Initialement publié le Global Voices en Français
L’équipe du film Sabar Bonda (Cactus Pears) lors de la cérémonie du festival du film de Sundance de 2025. Image via Wikimedia Commons by Bryan Berlin. CC BY-SA 4.0.
[Sauf mention contraire, tous les liens de ce billet renvoient vers des pages Web en anglais]
Sabar Bonda (2025) [fr] est un film en langue marathi qui offre un regard intime sur les personnes queers (LGBTQIA+) dans l’Inde rurale. Il explore les thèmes de l’amour, de la famille et du sentiment d’appartenance au-delà du prisme urbain. En mettant en lumière les expériences de ses protagonistes dans un contexte de classe, de genre, de sexualité et de vie rurale, le film remet en question les récits conventionnels et réinvente les possibles pour la vie des personnes queers en Inde en dehors des grandes villes. Son succès lors du festival du film de Sundance 2025 et son portrait délicat d’un amour homosexuel en contexte de campagne lui ont valu des critiques élogieuses, mais aussi des attaques issues des débats des guerres culturelles.

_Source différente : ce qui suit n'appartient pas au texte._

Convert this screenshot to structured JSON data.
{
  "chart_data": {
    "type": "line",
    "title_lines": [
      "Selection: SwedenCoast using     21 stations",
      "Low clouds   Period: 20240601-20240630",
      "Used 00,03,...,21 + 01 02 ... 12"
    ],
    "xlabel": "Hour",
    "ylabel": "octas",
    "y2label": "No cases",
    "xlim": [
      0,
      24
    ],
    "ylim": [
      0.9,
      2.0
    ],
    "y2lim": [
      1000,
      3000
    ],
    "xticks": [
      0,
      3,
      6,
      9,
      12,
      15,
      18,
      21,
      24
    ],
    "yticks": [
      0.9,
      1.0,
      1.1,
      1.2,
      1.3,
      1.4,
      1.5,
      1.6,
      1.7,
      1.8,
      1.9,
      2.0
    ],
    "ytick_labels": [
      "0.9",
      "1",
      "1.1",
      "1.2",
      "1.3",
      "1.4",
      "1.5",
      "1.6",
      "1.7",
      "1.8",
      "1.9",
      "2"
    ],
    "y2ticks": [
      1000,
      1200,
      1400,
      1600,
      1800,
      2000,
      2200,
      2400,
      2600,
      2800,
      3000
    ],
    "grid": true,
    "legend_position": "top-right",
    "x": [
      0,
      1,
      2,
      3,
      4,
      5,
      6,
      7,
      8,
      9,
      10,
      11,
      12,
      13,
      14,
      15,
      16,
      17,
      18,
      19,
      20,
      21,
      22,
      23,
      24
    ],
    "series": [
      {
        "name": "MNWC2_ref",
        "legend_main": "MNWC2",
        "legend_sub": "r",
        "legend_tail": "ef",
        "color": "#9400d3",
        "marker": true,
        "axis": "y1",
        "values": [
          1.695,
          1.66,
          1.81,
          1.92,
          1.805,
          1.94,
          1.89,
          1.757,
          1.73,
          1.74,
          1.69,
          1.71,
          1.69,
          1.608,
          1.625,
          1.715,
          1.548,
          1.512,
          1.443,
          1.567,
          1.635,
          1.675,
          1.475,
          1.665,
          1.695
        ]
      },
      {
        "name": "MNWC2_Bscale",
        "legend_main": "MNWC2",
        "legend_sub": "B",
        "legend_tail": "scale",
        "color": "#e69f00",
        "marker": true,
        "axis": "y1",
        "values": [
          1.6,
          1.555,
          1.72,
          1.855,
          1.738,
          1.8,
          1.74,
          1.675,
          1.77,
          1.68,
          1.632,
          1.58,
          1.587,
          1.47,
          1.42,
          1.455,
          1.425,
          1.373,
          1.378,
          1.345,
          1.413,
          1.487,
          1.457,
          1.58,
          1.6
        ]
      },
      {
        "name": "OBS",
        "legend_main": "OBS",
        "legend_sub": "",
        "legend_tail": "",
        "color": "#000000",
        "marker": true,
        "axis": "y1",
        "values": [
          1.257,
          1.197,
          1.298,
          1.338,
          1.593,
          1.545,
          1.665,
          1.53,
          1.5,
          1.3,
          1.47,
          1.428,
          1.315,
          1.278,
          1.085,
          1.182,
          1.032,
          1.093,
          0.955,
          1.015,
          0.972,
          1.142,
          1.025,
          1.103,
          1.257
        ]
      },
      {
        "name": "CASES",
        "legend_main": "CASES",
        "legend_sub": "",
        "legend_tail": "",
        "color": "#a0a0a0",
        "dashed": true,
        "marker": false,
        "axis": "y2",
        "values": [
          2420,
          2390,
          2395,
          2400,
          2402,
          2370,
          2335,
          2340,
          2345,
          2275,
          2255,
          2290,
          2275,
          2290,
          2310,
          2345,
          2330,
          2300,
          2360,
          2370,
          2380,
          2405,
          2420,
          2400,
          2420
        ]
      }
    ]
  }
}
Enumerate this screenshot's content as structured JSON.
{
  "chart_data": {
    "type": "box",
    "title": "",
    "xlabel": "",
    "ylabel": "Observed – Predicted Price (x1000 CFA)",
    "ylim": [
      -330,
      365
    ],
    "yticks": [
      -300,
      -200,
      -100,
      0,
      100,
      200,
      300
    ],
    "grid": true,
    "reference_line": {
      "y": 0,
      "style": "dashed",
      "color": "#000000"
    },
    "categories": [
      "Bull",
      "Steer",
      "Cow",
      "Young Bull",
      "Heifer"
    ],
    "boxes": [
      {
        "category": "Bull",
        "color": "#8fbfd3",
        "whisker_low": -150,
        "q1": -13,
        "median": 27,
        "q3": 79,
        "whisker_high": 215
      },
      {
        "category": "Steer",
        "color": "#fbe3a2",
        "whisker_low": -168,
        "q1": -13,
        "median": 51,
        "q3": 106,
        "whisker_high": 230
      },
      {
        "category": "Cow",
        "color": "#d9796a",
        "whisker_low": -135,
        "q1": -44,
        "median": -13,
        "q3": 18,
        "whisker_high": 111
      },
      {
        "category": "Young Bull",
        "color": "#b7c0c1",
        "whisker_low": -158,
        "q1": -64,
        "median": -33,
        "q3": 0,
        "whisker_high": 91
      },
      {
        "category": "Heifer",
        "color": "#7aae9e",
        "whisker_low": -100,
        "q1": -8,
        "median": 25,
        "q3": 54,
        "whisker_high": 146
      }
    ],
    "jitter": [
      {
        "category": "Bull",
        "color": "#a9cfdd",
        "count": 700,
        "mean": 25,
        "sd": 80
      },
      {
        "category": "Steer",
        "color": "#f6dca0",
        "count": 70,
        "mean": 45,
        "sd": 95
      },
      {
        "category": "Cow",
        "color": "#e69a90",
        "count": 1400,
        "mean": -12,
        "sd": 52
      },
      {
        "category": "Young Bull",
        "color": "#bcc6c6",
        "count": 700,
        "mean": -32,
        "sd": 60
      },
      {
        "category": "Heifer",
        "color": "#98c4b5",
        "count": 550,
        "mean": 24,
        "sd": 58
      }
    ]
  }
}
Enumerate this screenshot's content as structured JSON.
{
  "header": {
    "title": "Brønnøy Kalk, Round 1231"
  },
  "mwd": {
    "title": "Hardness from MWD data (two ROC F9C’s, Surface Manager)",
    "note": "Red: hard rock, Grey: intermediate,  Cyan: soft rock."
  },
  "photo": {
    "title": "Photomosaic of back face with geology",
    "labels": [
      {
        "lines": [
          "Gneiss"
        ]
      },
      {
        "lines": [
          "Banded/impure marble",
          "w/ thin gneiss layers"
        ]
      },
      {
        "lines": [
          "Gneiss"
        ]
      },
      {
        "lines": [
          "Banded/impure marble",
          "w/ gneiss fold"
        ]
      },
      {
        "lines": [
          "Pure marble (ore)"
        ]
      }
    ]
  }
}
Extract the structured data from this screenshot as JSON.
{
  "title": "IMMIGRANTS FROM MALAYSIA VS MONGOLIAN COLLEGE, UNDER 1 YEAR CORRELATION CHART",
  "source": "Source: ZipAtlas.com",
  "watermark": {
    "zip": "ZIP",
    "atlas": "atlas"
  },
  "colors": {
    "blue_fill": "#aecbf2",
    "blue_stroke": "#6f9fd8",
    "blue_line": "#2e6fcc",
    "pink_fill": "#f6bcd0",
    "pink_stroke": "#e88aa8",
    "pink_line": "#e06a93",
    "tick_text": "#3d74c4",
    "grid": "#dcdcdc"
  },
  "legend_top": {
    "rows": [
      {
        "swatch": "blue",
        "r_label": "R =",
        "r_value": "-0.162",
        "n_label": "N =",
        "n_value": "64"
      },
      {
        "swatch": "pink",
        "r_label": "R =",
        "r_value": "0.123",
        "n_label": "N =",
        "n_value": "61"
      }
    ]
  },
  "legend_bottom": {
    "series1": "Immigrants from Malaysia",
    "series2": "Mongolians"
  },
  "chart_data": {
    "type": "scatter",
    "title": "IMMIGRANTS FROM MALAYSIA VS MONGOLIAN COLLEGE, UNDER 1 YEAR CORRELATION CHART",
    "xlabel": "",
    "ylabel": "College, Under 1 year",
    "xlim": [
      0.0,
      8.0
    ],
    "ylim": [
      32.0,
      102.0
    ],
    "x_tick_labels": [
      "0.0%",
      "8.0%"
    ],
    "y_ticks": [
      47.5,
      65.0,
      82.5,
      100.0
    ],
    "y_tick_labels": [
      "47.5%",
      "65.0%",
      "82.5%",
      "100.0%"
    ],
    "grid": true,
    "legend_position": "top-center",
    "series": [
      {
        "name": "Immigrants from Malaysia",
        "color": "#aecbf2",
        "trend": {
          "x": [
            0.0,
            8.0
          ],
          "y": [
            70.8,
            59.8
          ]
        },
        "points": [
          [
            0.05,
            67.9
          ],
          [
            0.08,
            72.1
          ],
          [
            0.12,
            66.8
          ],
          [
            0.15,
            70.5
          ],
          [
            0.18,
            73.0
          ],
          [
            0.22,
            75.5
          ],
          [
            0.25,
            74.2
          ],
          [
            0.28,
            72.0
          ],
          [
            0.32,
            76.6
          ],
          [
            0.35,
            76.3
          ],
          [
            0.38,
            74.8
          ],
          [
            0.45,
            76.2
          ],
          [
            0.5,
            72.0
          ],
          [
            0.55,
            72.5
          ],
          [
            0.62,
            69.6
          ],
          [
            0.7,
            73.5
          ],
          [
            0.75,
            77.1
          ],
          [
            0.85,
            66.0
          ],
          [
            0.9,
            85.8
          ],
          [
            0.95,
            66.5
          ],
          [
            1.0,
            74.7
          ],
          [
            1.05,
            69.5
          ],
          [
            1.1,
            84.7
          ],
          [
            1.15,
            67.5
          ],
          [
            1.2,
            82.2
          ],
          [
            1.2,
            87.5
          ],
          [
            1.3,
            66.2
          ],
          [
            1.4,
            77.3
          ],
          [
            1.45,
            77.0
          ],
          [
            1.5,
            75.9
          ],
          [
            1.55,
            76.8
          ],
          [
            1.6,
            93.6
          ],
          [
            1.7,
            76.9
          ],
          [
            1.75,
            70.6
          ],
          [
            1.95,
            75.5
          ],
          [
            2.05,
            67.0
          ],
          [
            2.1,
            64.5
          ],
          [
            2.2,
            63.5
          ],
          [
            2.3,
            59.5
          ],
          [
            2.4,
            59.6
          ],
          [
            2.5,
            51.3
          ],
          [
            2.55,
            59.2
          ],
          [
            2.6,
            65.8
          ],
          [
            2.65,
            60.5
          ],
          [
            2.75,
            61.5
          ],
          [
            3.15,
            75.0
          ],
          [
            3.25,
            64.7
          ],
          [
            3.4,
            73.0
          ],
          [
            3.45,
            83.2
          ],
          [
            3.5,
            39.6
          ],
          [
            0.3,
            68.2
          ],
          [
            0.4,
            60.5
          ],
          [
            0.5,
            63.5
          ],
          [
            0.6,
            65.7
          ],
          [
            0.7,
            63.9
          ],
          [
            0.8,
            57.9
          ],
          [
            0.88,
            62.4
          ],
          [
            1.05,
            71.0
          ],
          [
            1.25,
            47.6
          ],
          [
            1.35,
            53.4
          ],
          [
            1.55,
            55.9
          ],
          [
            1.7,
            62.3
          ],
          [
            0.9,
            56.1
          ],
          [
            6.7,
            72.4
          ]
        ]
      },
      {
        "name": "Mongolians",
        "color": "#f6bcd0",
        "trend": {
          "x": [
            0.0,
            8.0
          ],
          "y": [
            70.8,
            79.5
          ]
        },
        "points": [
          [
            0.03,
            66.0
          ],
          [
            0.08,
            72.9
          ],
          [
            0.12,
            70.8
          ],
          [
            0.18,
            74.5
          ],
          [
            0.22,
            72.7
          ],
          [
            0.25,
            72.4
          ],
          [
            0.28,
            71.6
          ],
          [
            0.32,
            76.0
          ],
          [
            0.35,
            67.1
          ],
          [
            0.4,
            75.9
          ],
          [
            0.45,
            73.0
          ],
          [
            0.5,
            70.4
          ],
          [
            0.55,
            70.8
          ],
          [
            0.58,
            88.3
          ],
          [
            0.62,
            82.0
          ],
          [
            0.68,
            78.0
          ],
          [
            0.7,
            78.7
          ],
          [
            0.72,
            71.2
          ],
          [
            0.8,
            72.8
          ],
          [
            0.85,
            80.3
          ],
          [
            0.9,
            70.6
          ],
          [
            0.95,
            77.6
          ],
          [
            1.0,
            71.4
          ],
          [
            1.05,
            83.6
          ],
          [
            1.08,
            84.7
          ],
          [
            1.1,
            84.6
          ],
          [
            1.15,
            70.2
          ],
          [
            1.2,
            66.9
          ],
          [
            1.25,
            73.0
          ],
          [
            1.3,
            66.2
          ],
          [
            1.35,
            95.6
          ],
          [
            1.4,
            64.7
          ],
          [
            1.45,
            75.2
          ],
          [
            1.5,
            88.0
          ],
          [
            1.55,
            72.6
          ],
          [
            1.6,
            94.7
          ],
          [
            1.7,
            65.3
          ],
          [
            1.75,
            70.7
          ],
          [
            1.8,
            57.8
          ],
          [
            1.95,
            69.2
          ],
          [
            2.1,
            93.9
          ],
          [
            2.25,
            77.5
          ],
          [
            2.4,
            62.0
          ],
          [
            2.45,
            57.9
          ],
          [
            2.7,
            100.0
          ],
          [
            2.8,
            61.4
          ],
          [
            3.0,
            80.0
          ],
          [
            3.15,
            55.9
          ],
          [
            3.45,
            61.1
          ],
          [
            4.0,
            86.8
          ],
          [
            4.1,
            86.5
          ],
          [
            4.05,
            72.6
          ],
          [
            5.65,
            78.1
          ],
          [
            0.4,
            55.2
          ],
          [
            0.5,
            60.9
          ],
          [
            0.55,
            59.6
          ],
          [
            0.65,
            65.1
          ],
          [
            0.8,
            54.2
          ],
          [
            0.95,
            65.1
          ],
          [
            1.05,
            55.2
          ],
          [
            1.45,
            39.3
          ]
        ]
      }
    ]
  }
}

En 2023, alors que la Cour suprême de l’Inde examinait une série de pétitions visant à obtenir la reconnaissance légale des mariages queers en Inde (dans l’affaire Supriyo v. Union of India, dite « Supriyo »), le gouvernement indien, dirigé par le Bharatiya Janata Party (BJP), s’est opposé à ces pétitions, et a même déclaré que l’identité queer était un phénomène « élitiste et urbain ». Ces arguments ont été vigoureusement contredits par les requérants, ce qui a conduit la Cour à affirmer clairement que le gouvernement indien s’était trompé dans son évaluation : l’identité queer ne peut être considérée ni comme exclusivement urbaine ni comme élitiste.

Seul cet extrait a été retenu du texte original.